Another concern continues to be the COVID-19 pandemic, which although its spread and severity has diminished somewhat, the risk of any upsurge can still pose a threat to global recovery.

Governor Haynes also noted that although Barbados had no control over external shocks, there were several initiatives that could be implemented domestically to mitigate these shocks. Such initiatives included continued investment in the renewable energy sector to bolster the country’s competitiveness, lowering the cost of doing business, increasing output and improving turn around times.

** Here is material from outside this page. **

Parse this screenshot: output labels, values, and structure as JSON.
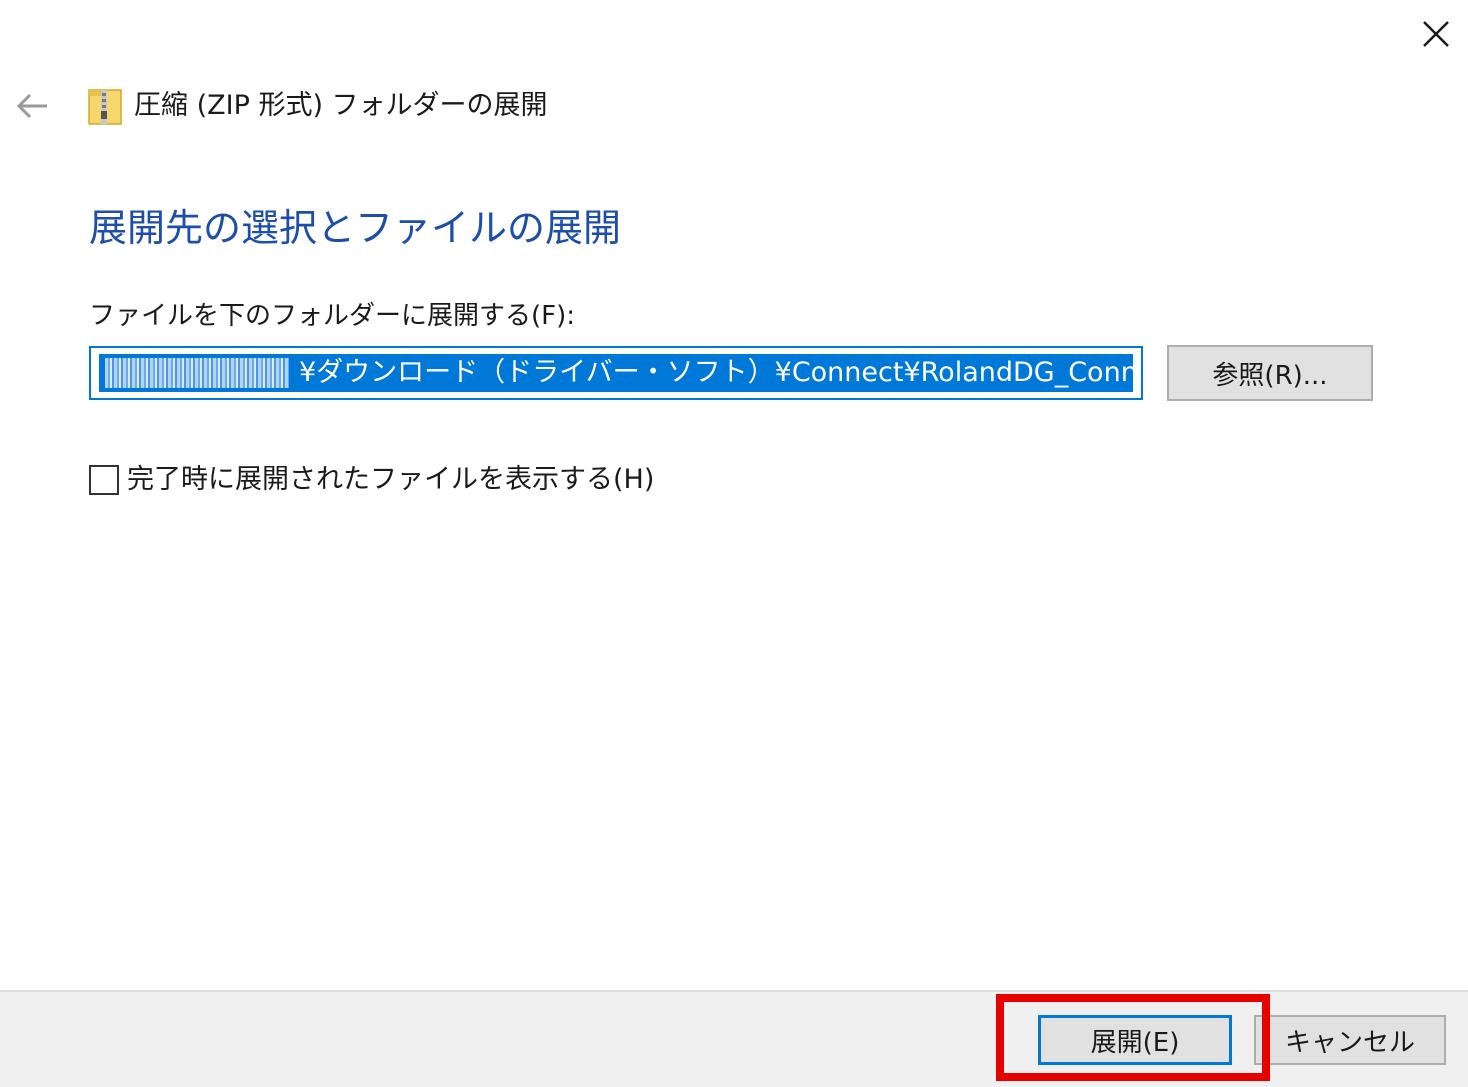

The Barbados Government also recently introduced various measures in its recent Financial Economic Statement to address the country’s rising cost of living.

Emphasising that, “a dollar saved in foreign exchange is like a dollar earned in foreign exchange,” the Governor highlighted other measures that were necessary to improve economic activity in the country, such as strengthening domestic food production to allay some of the rising costs and reducing the reliance on fossil fuels, which would over time, bring Barbados’ import bill down.

The Barbados economy, which has recorded growth over the last four quarters, is expected to experience double-digit recovery for the remainder of 2022.